A simple stored procedure, Matches, can be used for ad-hoc queries (for often-used queries, a class specific query is probably faster). For example, if the interface class is loaded in the Caché SAMPLES namespace, the following (contrived) query can be run in SQL Manager:

SELECT * FROM Sample.Employee WHERE Utility.RegEx_Matches('.*,.*y',Name)=1

The query returns all Employees that have the letter "y" in their last name.

The stored procedure can also access saved regular expressions. To specify the ID of a saved regular expression, pass :ID as the first argument (ID should be replaced with the object ID of the saved regular expression). Alternatively, the Name property can be specified in the same way: :Name. (Note that this means that a purely numerical name will be mistaken for an object ID, so don't use names consisting entirely of digits.)

So, to access a saved regular expression with object ID 42:

SELECT * FROM ATable WHERE Utility.RegEx_Matches(':42',AProperty)=1

And to access a regular expression saved as TheName by name:

SELECT * FROM ATable WHERE Utility.RegEx_Matches(':TheName',AProperty)=1

Dowload

The following files can be downloaded here:

regex_1.0.zip For Windows: The C source code for the library with build instructions, a compiled version (compiled with the free Microsoft C/C++ compiler Visual C++ Toolkit 2003 on Windows XP SP2), and the interface class.
regex_1.0.tgz For Linux: The C source code for the library with build instructions, a compiled version (compiled with gcc 2.95 against libc6), and the interface class.

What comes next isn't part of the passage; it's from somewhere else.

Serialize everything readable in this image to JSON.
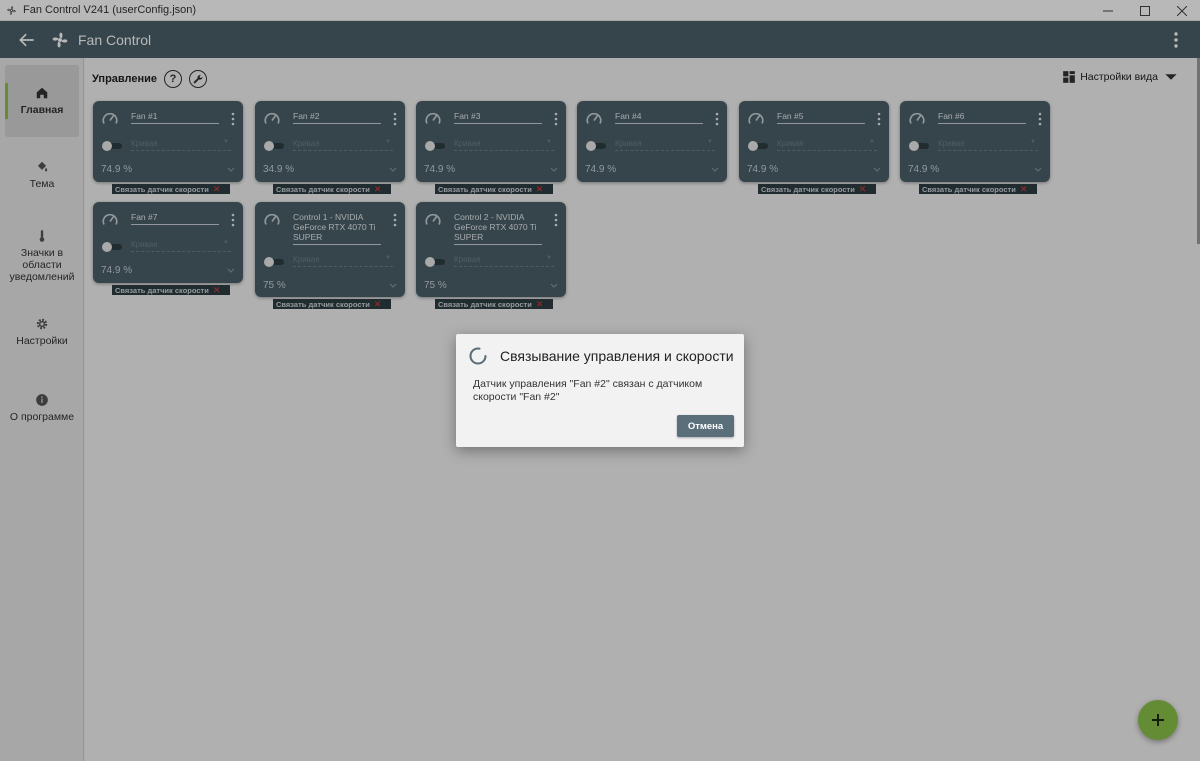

Note that neither version includes the source or compiled code of PCRE; if you want to change anything or compile the code yourself, you'll have to get the PCRE source code and compile that first. Build instructions for the Caché interface can be found in the above downloads. The precompiled versions do include the PCRE code.

License

All code presented on this page is copyrighted © 2004 by Gertjan Klein, and currently available under a Creative Commons License. In short, this license requires you to attribute me if you decide to use the code.